Dadurch bekommt Letter to Self eine vorhersehbare, zu genormt auftretende Schlagseite, die auch ein Händchen für catchy Szene-Hits samt einer Power-Performance nicht ganz übertünchen kann.
Allerdings zündet der Kniff nicht nur trotzdem jedes Mal dennoch ziemlich effizient, sondern werden Sprints im Verlauf auch immer besser darin, die gewisse Formelhaftigkeit ihrer Songs runder zu inszenieren (wie etwa im Distillers-artigen Adore Adore Adore, dem schmissigen Indie Kracher Literary Mind, der sich live von zahlreichen Stimmen befeuert als Kerosin erweisen sollte, oder dem mit mehr Groove shakenden Titelsong-Closer, der sich zudem einen schön kontemplativer Abgang gönnt).

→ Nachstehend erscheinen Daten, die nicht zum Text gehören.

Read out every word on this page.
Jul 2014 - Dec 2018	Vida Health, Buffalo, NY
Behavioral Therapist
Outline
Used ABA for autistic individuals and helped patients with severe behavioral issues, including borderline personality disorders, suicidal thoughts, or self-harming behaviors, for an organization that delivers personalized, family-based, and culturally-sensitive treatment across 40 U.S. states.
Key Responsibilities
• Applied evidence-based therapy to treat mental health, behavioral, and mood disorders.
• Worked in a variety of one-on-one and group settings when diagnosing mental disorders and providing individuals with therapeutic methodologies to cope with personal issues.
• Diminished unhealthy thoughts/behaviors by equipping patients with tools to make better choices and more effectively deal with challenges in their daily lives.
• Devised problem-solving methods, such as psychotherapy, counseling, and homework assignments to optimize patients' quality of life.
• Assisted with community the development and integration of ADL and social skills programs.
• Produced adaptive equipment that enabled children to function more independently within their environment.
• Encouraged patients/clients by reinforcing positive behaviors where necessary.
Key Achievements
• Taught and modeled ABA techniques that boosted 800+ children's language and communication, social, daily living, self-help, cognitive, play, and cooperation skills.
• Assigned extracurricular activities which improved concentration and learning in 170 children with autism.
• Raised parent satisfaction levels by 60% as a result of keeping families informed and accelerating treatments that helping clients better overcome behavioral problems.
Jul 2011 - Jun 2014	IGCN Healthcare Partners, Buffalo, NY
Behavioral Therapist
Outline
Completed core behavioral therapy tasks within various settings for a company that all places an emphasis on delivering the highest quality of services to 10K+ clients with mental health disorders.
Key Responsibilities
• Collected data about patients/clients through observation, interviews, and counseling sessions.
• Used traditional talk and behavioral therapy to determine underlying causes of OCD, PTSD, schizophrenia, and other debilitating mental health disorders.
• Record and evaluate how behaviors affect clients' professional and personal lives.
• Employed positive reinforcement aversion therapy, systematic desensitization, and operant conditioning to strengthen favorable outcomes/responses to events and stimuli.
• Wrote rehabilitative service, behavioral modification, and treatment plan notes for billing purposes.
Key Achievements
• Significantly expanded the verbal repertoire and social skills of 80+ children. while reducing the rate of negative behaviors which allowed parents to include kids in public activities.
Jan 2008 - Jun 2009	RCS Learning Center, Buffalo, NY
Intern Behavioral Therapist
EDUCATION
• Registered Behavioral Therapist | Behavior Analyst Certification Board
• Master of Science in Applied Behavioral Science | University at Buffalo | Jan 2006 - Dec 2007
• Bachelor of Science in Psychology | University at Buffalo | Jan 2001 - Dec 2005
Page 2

Und dann sind da außerdem Szenen, die das Album als solches bereichern. Shaking Their Hands brutzelt über einem entspannten, fast elektrifizierenden Postpunk-Interpretation des Americana-Rock, mit unaufgeregt nach vorne treibendem Beat und lüftenden Acoustic-Gitarren, wo der Klimax ausnahmsweise in eine flächigere, sphärische Atmosphäre führt, die im besten Sinne an PJ Harvey denken lässt.
Can’t Get Enough of It galoppiert auf seiner wuchtigen Rhythmus-Abteilung in dieselbe Richtung, addiert mehr Shoegaze-Flair, und lässt den Refrain wie einen dröhnenden Indie Club drohen.
A Wreck (A Mess) probt dann den Umkehrschub zum üblichen Verhaltensmuster, wenn anstelle des nach vorne preschenden Chorus die Intensität ausnahmsweise nach innen gekehrt wird. Dass die Nummer wie einige Songs der Platte eine kleine Spur zu lange dauern und sich die insgesamt 40 Minuten von Letter to Self hier und da noch effektiver destillieren hätten lassen können, fällt dagegen kaum negativ ins Gewicht – und ändert nichts daran, dass Sprints mit ihrem Debüt die vehementen Vorschusslorbeeren sowohl rechtfertigen, wie anhand der Alben-Highlights sogar noch größere Versprechen für die Zukunft abgeben.